Ryerson’s basketball team saw success last year, making it all the way to the Ontario University Athletics (OUA) playoffs before losing to the University of Ottawa Gee-Gees in the quarter-finals. Dumont’s favourite part of last season was seeing the team’s success down the stretch.
“I really enjoyed playing in the second half of the season. After the Christmas break, the team improved in a good way, we understood how to play together,” said Dumont. “It was a fun time to play with the team because the chemistry was pretty good.”
Dumont didn’t find it too troubling to adjust to the Canadian way of life when he came to Ryerson. The hardest part for him was the language barrier.
“It’s my second year here in Toronto and my English is far from being perfect,” said Dumont. “It’s definitely the most challenging thing for me because I’m a little shy. It’s the only thing that kind of bothers me, to be honest.”
“I think in France or Europe in general, the games are more organized and coaches like to run systems”
Like Dumont, first-year business management student Zoe Kuck also made her way to Ryerson from France.
Kuck was supposed to be playing her rookie season for the women’s volleyball team this year, before the season was cancelled due to the COVID-19 pandemic. Kuck spent 18 years in France before she moved to Canada last year. She played one season for Georgetown Impact Volleyball, an Ontario volleyball club, before making the jump to Ryerson.
In a normal season, Ryerson athletes would have multiple practices and workouts every week with the team. That hasn’t been possible this year with the multiple health and safety restrictions in place because of the pandemic. Despite the lack of facilities and the inability to have the entire team in Toronto, Kuck was still able to get in some valuable offseason training with the coaching staff before the facility closed due to further lockdowns.
“It felt really good to be with the team and the coaches, especially as a rookie since I didn’t really know anyone,” said Kuck.
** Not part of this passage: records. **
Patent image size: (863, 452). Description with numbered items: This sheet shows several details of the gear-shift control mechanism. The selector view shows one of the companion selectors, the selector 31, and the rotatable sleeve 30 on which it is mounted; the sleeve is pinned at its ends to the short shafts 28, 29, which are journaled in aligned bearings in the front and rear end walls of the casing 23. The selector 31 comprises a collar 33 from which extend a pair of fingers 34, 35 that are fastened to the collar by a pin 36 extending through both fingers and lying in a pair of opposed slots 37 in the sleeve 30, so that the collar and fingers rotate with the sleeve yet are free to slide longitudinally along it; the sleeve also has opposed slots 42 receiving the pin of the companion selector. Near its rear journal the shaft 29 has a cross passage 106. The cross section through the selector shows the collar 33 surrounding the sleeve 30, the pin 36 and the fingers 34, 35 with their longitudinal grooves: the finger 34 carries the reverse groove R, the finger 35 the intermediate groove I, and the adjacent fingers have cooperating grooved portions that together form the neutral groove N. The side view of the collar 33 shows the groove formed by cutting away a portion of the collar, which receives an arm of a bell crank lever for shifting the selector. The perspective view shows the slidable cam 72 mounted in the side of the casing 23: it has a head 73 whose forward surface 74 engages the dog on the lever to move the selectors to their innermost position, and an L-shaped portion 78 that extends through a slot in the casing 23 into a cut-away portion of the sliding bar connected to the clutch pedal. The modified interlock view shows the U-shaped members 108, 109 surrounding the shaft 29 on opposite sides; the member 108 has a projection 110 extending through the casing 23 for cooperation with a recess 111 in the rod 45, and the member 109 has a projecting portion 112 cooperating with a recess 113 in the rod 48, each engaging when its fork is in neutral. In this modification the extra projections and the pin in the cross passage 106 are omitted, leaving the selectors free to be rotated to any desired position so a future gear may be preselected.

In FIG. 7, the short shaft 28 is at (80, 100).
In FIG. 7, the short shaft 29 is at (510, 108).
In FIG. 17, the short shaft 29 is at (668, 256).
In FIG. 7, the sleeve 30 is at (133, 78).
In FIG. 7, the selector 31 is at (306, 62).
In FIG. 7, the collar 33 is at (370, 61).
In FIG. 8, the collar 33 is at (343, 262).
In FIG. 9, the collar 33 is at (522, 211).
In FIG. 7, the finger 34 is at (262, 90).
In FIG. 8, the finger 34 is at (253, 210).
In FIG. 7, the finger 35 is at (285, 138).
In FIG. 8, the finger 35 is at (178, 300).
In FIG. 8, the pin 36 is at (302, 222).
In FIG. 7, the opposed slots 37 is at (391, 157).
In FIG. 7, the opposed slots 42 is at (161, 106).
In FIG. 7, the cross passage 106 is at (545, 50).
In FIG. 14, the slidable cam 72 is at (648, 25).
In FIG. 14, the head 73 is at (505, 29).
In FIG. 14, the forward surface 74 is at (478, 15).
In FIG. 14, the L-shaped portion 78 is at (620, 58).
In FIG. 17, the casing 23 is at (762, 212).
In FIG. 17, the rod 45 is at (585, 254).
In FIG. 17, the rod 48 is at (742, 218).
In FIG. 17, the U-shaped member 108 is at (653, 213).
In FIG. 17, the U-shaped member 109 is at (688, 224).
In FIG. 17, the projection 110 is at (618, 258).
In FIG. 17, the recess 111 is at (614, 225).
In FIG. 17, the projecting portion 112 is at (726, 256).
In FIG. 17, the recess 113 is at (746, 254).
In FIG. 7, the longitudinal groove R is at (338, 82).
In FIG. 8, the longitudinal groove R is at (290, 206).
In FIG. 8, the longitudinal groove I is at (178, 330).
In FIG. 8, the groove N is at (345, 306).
Kuck was born and raised in Montpellier, a city in the south of France, but her mother was from Canada. Growing up, she would visit every summer and go to Canadian volleyball camps. These camps helped Kuck become familiar with the way volleyball was played in Canada, which helped her adjust when she came to Ryerson.
“Maybe compared to other international students, I didn’t feel like I had that much of a culture shock,” she said.
One of the realities of being an international student is homesickness, which has only been compounded by the pandemic. For Kuck, not seeing her family has been one of the hardest things she’s dealt with at Ryerson.
“The hardest part [about being in Toronto] is it’s the longest I’ve been away from my family. I haven’t seen them in over a year,” said Kuck. “I was expecting to make a lot of new friends, but sadly that wasn’t really possible. Thankfully I have a great roommate and she’s allowed me to meet some great people.”
Only being in her first-year at Ryerson, Kuck’s journey in Canada is just getting started, and the 19-year-old is determined to make the most of her time with the women’s volleyball team.
“I hope to learn as much as I can from my coach and to grow from my experience of being on a good Canadian university volleyball team,” said Kuck. “I also hope I can experience as much of the culture here as possible and make good friends at Ryerson.”